Arrodillado ante el magnífico altar levantado para honrar la Eucaristía el entonces Presidente de los argentinos, elevó a Dios su plegaria: “Os ruego que, así como acrecentáis la fecundidad de nuestras tierras y el trigo de nuestros campos, por vuestro amor se consuma en la unidad de la Eucaristía, se acreciente aún más la unidad en el corazón de todos los argentinos para que sea una sola causa en virtud del amor, que es lo único que construye”.

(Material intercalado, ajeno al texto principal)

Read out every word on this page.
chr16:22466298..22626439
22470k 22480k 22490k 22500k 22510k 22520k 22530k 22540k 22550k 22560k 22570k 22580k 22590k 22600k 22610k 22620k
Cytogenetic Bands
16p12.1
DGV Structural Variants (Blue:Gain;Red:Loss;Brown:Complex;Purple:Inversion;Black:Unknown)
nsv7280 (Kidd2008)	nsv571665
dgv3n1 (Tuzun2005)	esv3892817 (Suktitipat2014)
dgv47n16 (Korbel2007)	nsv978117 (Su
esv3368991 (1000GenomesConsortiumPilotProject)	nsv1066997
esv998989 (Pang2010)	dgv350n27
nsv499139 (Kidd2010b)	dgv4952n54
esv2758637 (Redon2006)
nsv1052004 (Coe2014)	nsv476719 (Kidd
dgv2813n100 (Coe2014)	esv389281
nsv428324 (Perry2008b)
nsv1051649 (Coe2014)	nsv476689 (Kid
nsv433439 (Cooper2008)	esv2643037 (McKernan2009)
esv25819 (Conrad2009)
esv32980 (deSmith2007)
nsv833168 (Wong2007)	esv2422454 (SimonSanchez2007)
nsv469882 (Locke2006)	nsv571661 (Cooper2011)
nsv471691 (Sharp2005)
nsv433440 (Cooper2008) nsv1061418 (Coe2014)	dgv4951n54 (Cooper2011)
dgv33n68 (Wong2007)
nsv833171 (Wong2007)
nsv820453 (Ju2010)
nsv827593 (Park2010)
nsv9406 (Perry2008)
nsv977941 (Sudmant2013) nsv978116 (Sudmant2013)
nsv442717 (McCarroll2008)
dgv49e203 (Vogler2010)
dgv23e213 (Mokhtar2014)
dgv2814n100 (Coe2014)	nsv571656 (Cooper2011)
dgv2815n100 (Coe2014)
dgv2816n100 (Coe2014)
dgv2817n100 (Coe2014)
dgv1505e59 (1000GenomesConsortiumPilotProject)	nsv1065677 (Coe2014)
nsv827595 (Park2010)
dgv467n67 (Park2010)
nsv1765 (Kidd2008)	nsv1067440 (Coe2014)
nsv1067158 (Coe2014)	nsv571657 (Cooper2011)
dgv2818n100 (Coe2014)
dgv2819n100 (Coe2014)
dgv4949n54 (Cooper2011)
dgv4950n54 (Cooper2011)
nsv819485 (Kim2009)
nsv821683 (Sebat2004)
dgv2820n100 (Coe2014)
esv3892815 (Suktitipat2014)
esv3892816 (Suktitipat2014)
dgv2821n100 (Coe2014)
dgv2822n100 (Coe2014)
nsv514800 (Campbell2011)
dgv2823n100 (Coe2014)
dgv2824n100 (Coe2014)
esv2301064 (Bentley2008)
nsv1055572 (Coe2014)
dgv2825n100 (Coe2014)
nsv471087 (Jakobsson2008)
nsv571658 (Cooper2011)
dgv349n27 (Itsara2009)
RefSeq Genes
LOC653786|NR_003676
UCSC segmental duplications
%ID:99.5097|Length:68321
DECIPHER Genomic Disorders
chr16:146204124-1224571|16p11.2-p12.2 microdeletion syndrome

El vicepresidente Quijano y su esposa había llegado en el vapor “Ciudad de Asunción” a las 8.30 y se fue a las 3.30 en el tren del Ferrocarril Mitre.
Perón y su esposa llegaron en automóvil e ingresaron con su comitiva por el Molino Blanco, en Saladillo, recorriendo ante multitudes expectantes que salieron a saludarlos a su paso, las calles Ayacucho, Arijón, San Martín, 27 de Febrero hasta llegar a Maipú y Córdoba desde donde enfilaron para la sede del Arzobispado. La peatonal se inauguraría 24 años después.
“Nunca tan propicia la celebración de estas trascendentales ceremonias como en estos momentos en que el mundo entero vive horas de inquieta incertidumbre y tensa expectativa”, había dicho el gobernador en un momento en el que también reconoció que “nuestra tierra bendita es como un oasis de paz a la que todos dirigen su ansiosa mirada y encierra el anhelo de que el verbo justicialista que predica nuestro líder germine y fructifique en todas las latitudes de la Tierra”.
Ese domingo la fe movió montañas… de personas. La voz del Pueblo, la voz de Dios, escribieron una página que quedó inscripta en la memoria. Fue una jornada de ribetes históricos que propiciaba una Nueva Argentina con el espíritu renovado de sus hijos empeñados en la “irrevocable decisión de constituir una Nación socialmente justa, económicamente libre y políticamente soberana”. La fe de los rosarinos permanecía incólume ante el Sagrario.